L’avènement de la République islamique de l’Ayatollah Khomeiny avec une idéologie intégriste qui s’opposera dès ses premiers jours à l’art, au théâtre, au cinéma et à la musique, marquera les jours sombres de Malek Motiee et de ses compagnons d’art.

Il sera malmené, humilié, emprisonné, traduit devant "un tribunal de la révolution" pour " corruption morale ". " Mais Monsieur, je n’ai tué personne ", dira-t-il à un religieux qui lui faisait pression dans la prison d’Evin de Téhéran pour qu’il fasse des repentirs publics. " Tu as fait pire avec tes films ", répondra l’interrogateur enturbanné.
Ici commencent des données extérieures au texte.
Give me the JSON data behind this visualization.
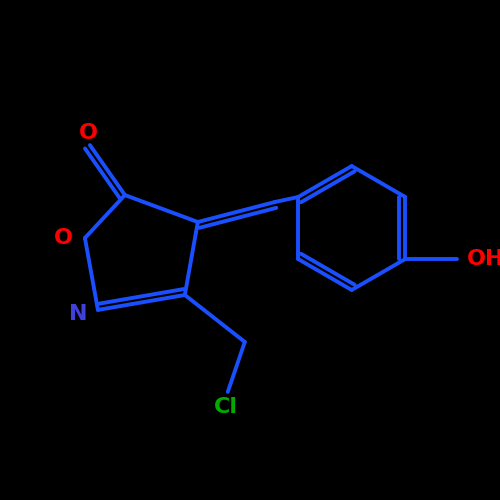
{
  "bg_color": "#000000",
  "bond_color": "#1a4fff",
  "bond_width": 2.8,
  "O_color": "#ff0000",
  "N_color": "#4040dd",
  "Cl_color": "#00aa00",
  "font_size": 16,
  "fig_size": [
    5.0,
    5.0
  ],
  "dpi": 100,
  "xlim": [
    0.2,
    4.8
  ],
  "ylim": [
    0.5,
    4.5
  ]
}
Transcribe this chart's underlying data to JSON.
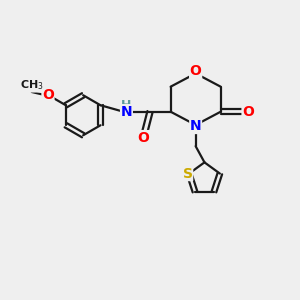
{
  "bg_color": "#efefef",
  "bond_color": "#1a1a1a",
  "bond_width": 1.6,
  "atom_colors": {
    "O": "#ff0000",
    "N": "#0000ff",
    "S": "#ccaa00",
    "H": "#5a9a9a",
    "C": "#1a1a1a"
  },
  "font_size_atom": 10,
  "font_size_small": 9
}
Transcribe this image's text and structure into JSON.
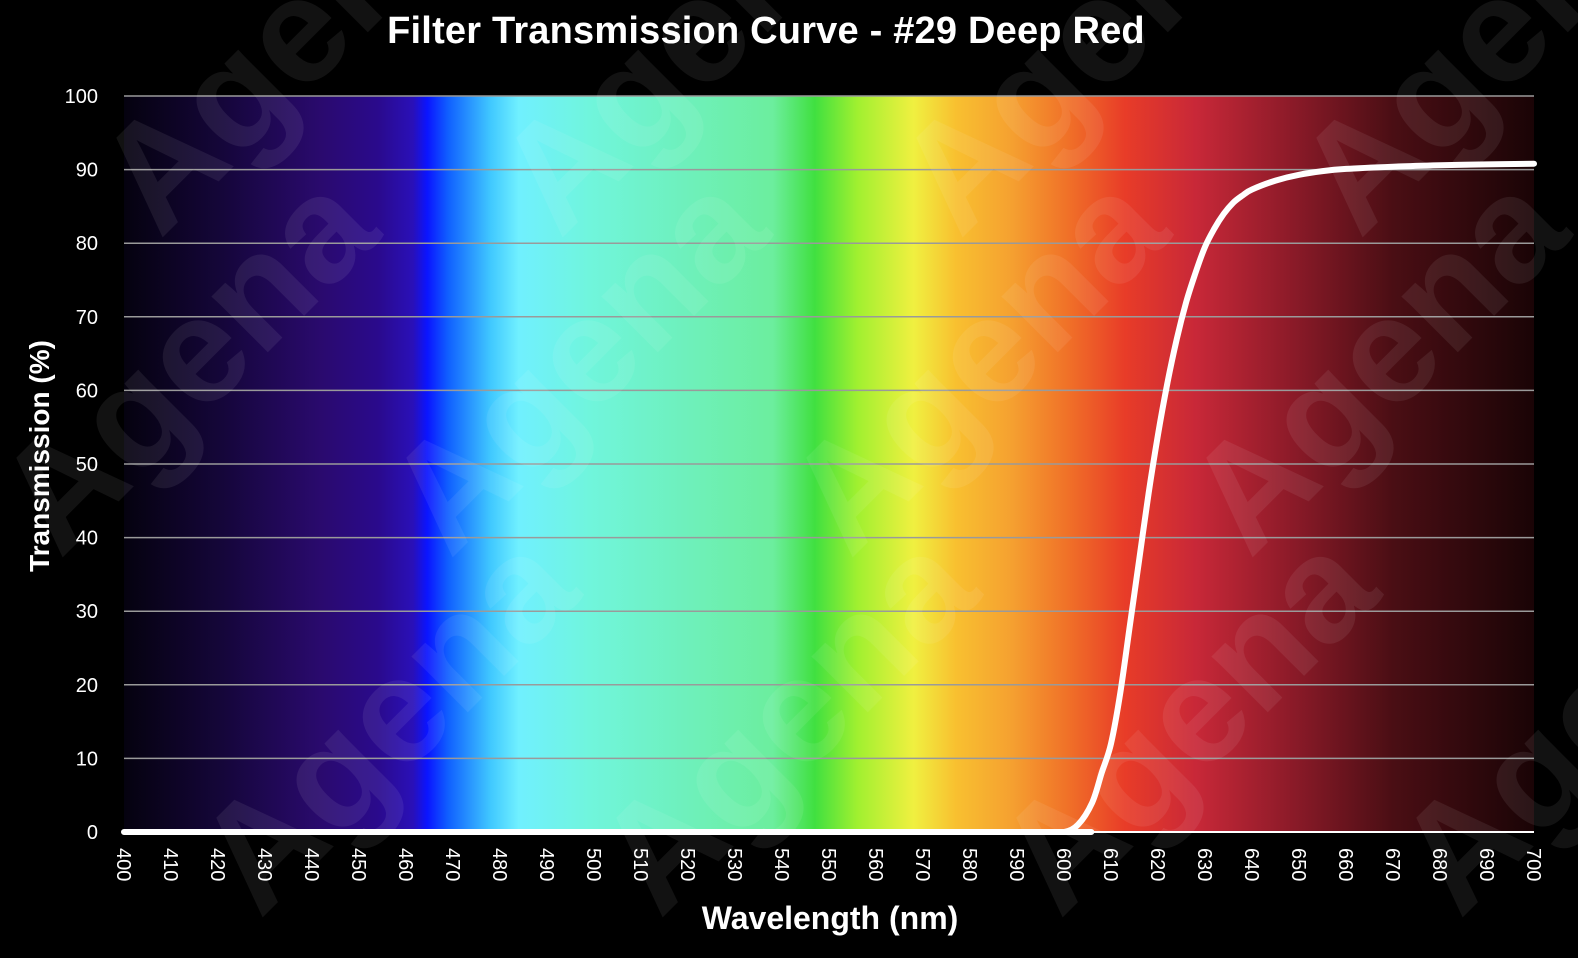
{
  "chart_data": {
    "type": "line",
    "title": "Filter Transmission Curve - #29 Deep Red",
    "xlabel": "Wavelength (nm)",
    "ylabel": "Transmission (%)",
    "xlim": [
      400,
      700
    ],
    "ylim": [
      0,
      100
    ],
    "x_ticks": [
      400,
      410,
      420,
      430,
      440,
      450,
      460,
      470,
      480,
      490,
      500,
      510,
      520,
      530,
      540,
      550,
      560,
      570,
      580,
      590,
      600,
      610,
      620,
      630,
      640,
      650,
      660,
      670,
      680,
      690,
      700
    ],
    "y_ticks": [
      0,
      10,
      20,
      30,
      40,
      50,
      60,
      70,
      80,
      90,
      100
    ],
    "grid": "horizontal",
    "background": "visible-spectrum",
    "watermark": "Agena",
    "series": [
      {
        "name": "#29 Deep Red",
        "color": "#ffffff",
        "x": [
          400,
          590,
          596,
          600,
          603,
          606,
          608,
          610,
          612,
          614,
          616,
          618,
          620,
          622,
          624,
          626,
          628,
          630,
          632,
          634,
          636,
          638,
          640,
          645,
          650,
          655,
          660,
          670,
          680,
          690,
          700
        ],
        "y": [
          0,
          0,
          0,
          0,
          1,
          4,
          8,
          12,
          19,
          28,
          37,
          46,
          54,
          61,
          67,
          72,
          76,
          79.5,
          82,
          84,
          85.5,
          86.5,
          87.3,
          88.5,
          89.3,
          89.8,
          90.1,
          90.4,
          90.6,
          90.7,
          90.8
        ]
      }
    ]
  }
}
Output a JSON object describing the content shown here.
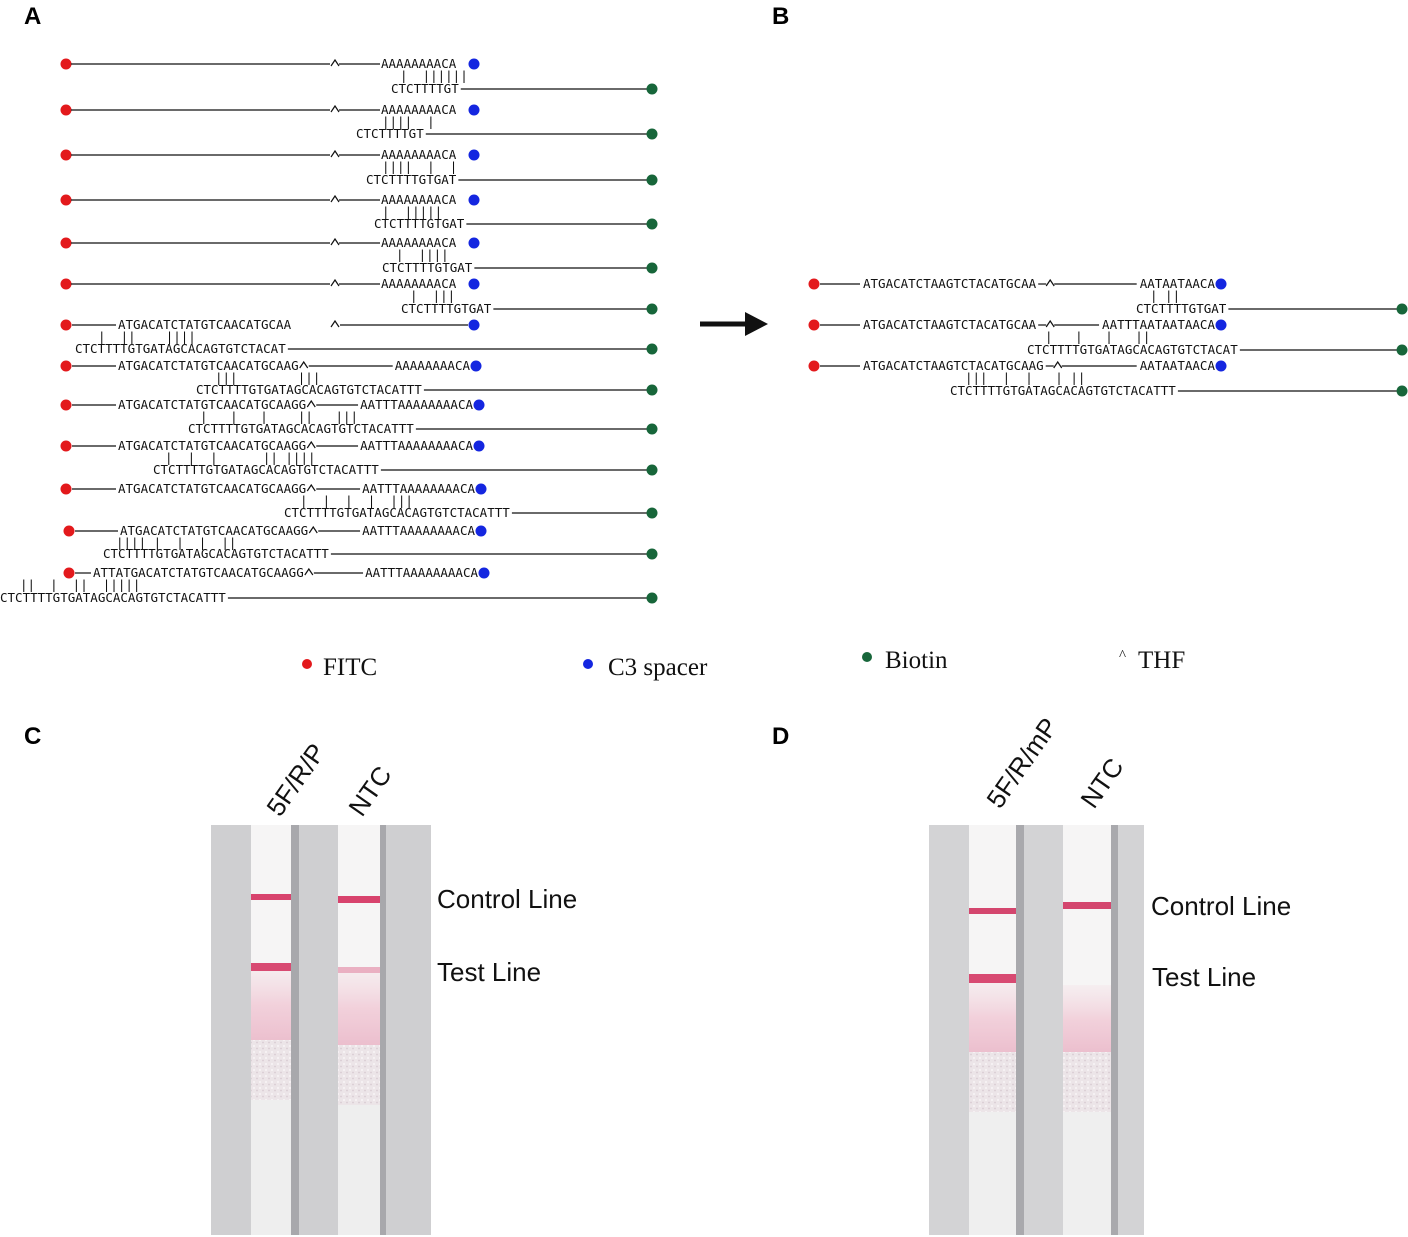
{
  "panels": {
    "A": "A",
    "B": "B",
    "C": "C",
    "D": "D"
  },
  "colors": {
    "fitc": "#e3191c",
    "c3": "#1426e0",
    "biotin": "#17663a",
    "mutation": "#e3191c",
    "line": "#111111"
  },
  "panel_a": {
    "pairs": [
      {
        "top_left": "",
        "top_right": "AAAAAAAACA",
        "ticks": "|  ||||||",
        "bottom": "CTCTTTTGT"
      },
      {
        "top_left": "",
        "top_right": "AAAAAAAACA",
        "ticks": "||||  |",
        "bottom": "CTCTTTTGT"
      },
      {
        "top_left": "",
        "top_right": "AAAAAAAACA",
        "ticks": "||||  |  |",
        "bottom": "CTCTTTTGTGAT"
      },
      {
        "top_left": "",
        "top_right": "AAAAAAAACA",
        "ticks": "|  |||||",
        "bottom": "CTCTTTTGTGAT"
      },
      {
        "top_left": "",
        "top_right": "AAAAAAAACA",
        "ticks": "|  ||||",
        "bottom": "CTCTTTTGTGAT"
      },
      {
        "top_left": "",
        "top_right": "AAAAAAAACA",
        "ticks": "|  |||",
        "bottom": "CTCTTTTGTGAT"
      },
      {
        "top_left": "ATGACATCTATGTCAACATGCAA",
        "top_right": "",
        "ticks": "|  ||    ||||",
        "bottom": "CTCTTTTGTGATAGCACAGTGTCTACAT"
      },
      {
        "top_left": "ATGACATCTATGTCAACATGCAAG",
        "top_right": "AAAAAAAACA",
        "ticks": "|||        |||",
        "bottom": "CTCTTTTGTGATAGCACAGTGTCTACATTT"
      },
      {
        "top_left": "ATGACATCTATGTCAACATGCAAGG",
        "top_right": "AATTTAAAAAAAACA",
        "ticks": "|   |   |    ||   |||",
        "bottom": "CTCTTTTGTGATAGCACAGTGTCTACATTT"
      },
      {
        "top_left": "ATGACATCTATGTCAACATGCAAGG",
        "top_right": "AATTTAAAAAAAACA",
        "ticks": "|  |  |      || ||||",
        "bottom": "CTCTTTTGTGATAGCACAGTGTCTACATTT"
      },
      {
        "top_left": "ATGACATCTATGTCAACATGCAAGG",
        "top_right": "AATTTAAAAAAAACA",
        "ticks": "|  |  |  |  |||",
        "bottom": "CTCTTTTGTGATAGCACAGTGTCTACATTT"
      },
      {
        "top_left": "ATGACATCTATGTCAACATGCAAGG",
        "top_right": "AATTTAAAAAAAACA",
        "ticks": "|||| |  |  |  ||",
        "bottom": "CTCTTTTGTGATAGCACAGTGTCTACATTT"
      },
      {
        "top_left": "ATTATGACATCTATGTCAACATGCAAGG",
        "top_right": "AATTTAAAAAAAACA",
        "ticks": "||  |  ||  |||||",
        "bottom": "CTCTTTTGTGATAGCACAGTGTCTACATTT"
      }
    ]
  },
  "panel_b": {
    "pairs": [
      {
        "top_left": [
          {
            "t": "ATGACATCTA",
            "m": false
          },
          {
            "t": "A",
            "m": true
          },
          {
            "t": "GTC",
            "m": false
          },
          {
            "t": "T",
            "m": true
          },
          {
            "t": "ACATGCAA",
            "m": false
          }
        ],
        "top_right": [
          {
            "t": "AA",
            "m": false
          },
          {
            "t": "T",
            "m": true
          },
          {
            "t": "AA",
            "m": false
          },
          {
            "t": "T",
            "m": true
          },
          {
            "t": "AACA",
            "m": false
          }
        ],
        "ticks": "| ||",
        "bottom": "CTCTTTTGTGAT"
      },
      {
        "top_left": [
          {
            "t": "ATGACATCTA",
            "m": false
          },
          {
            "t": "A",
            "m": true
          },
          {
            "t": "GTC",
            "m": false
          },
          {
            "t": "T",
            "m": true
          },
          {
            "t": "ACATGCAA",
            "m": false
          }
        ],
        "top_right": [
          {
            "t": "AATTTAA",
            "m": false
          },
          {
            "t": "T",
            "m": true
          },
          {
            "t": "AA",
            "m": false
          },
          {
            "t": "T",
            "m": true
          },
          {
            "t": "AACA",
            "m": false
          }
        ],
        "ticks": "|   |   |   ||",
        "bottom": "CTCTTTTGTGATAGCACAGTGTCTACAT"
      },
      {
        "top_left": [
          {
            "t": "ATGACATCTA",
            "m": false
          },
          {
            "t": "A",
            "m": true
          },
          {
            "t": "GTC",
            "m": false
          },
          {
            "t": "T",
            "m": true
          },
          {
            "t": "ACATGCAAG",
            "m": false
          }
        ],
        "top_right": [
          {
            "t": "AA",
            "m": false
          },
          {
            "t": "T",
            "m": true
          },
          {
            "t": "AA",
            "m": false
          },
          {
            "t": "T",
            "m": true
          },
          {
            "t": "AACA",
            "m": false
          }
        ],
        "ticks": "|||  |  |   | ||",
        "bottom": "CTCTTTTGTGATAGCACAGTGTCTACATTT"
      }
    ]
  },
  "legend": [
    {
      "key": "fitc",
      "label": "FITC",
      "symbol": "dot"
    },
    {
      "key": "c3",
      "label": "C3 spacer",
      "symbol": "dot"
    },
    {
      "key": "biotin",
      "label": "Biotin",
      "symbol": "dot"
    },
    {
      "key": "thf",
      "label": "THF",
      "symbol": "^"
    }
  ],
  "panel_c": {
    "strips": [
      "5F/R/P",
      "NTC"
    ],
    "control_line": "Control Line",
    "test_line": "Test Line"
  },
  "panel_d": {
    "strips": [
      "5F/R/mP",
      "NTC"
    ],
    "control_line": "Control Line",
    "test_line": "Test Line"
  }
}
Pour Naser c’est la déprime ; une déprime qui continuera dans les quarante années de la dictature religieuse, où la diffusion des portraits et films de Malek Motiee sera interdite par le pouvoir en place. L’ancien star refusera les offres du nouveau régime pour jouer dans des films de propagande pour le pouvoir en place, ce qui lui attirera encore plus les rancœurs des ayatollahs.

Il se convertira dans la pâtisserie puis dans l’immobilier pour gagner sa vie et n’apparaîtra plus jamais à l’écran. Il portera en cœur le grand chagrin de ne plus jamais jouer au cinéma, un moyen pour lui " de faire le bonheur des gens ".

Mais ces gens ne l’oublieront jamais. Une foule immense l’accompagnera le 27 mai 2018 dans sa dernière marche posthume vers le cimetière de Behesht-e Zahra, comme il le méritait. Cette dernière marche a donné lieu à des slogans de la foule contre le pouvoir en place et à l’assaut de la police contre la foule.